У мефроу Хендрикс метастазы в мозге после того, как годы тому назад у нее отняли грудь. При таком ходе болезни я бы обезумел от страха: это всё равно как если бы тебе сказали, что на рентгеновском снимке у тебя в голове обнаружили живую крысу, в самой ткани мозга, и что малейшее движение крысы рушит тончайшую сеть из миллиардов волокон, в которых так или иначе содержится твое Я. Уже от одной мысли об этом я не мог бы пошевелиться.
Действительная картина болезни вовсе не столь драматична. Женщина просто заметно апатична. Задать ей вопрос – всё равно что бросить камушек в глубокий колодец. Сколько ни прислушиваешься, стоя у сруба, не услышишь умиротворяющего всплеска со дна.
«Сколько у вас детей? Есть ли у вас сыновья и дочери?
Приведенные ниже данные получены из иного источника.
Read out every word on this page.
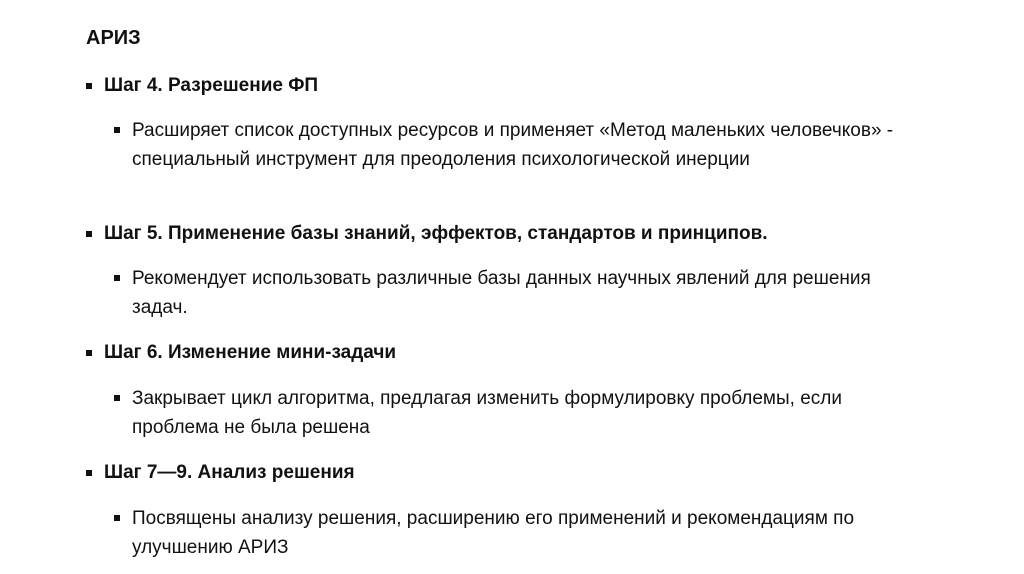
АРИЗ
Шаг 4. Разрешение ФП
Расширяет список доступных ресурсов и применяет «Метод маленьких человечков» - специальный инструмент для преодоления психологической инерции
Шаг 5. Применение базы знаний, эффектов, стандартов и принципов.
Рекомендует использовать различные базы данных научных явлений для решения задач.
Шаг 6. Изменение мини-задачи
Закрывает цикл алгоритма, предлагая изменить формулировку проблемы, если проблема не была решена
Шаг 7—9. Анализ решения
Посвящены анализу решения, расширению его применений и рекомендациям по улучшению АРИЗ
Внуки?» Всякий раз она смущенно смотрит на мужа, словно хочет попросить у него прощения, сама не зная за что. Он видит ее смущение и защищается от моих вопросов. «Зачем вам всё это нужно, позвольте спросить? Разве всех бумаг не достаточно?»
Единственная их дочь с мужем тоже здесь. Она преподает французский язык в университете в Г. Родители много лет держали овощную лавку и с трудом оплачивали ее обучение. Видно, что всё это ее глубоко трогает: «Кажется, я распускаю нюни, но они были ко мне так добры. В эти ужасные пятидесятые годы я всё же могла учиться. Я не смогу пережить того, что отец скоро останется один – после того как он все эти годы изо дня в день всегда был с нею».
Прибыл доктор Шарль ван де Берг. Нет, не как новый сотрудник, а как пациент. Болезнь Паркинсона. С речью дело обстоит совсем худо, и руки снуют туда-сюда в каком-то изломанном танце на обслюнявленных коленях. Как только мы остаемся одни, он пытается мне что-то сказать. Из его бормотания, которое до меня доходит, я не хочу разобрать то, что страшусь услышать: что-то о смерти. «Успокойтесь и попробуйте – ваша жена вам поможет – высказать яснее ваше намерение». Он смотрит на меня без всякого выражения. Ничто не выдает больного паркинсонизмом так, как его лицо. Такие больные смотрят на вас с совершенно пустым лицом, на котором самое большее – можно прочесть какой-то глупый вопрос, но что находится за слепым фронтоном, извлечь не просто.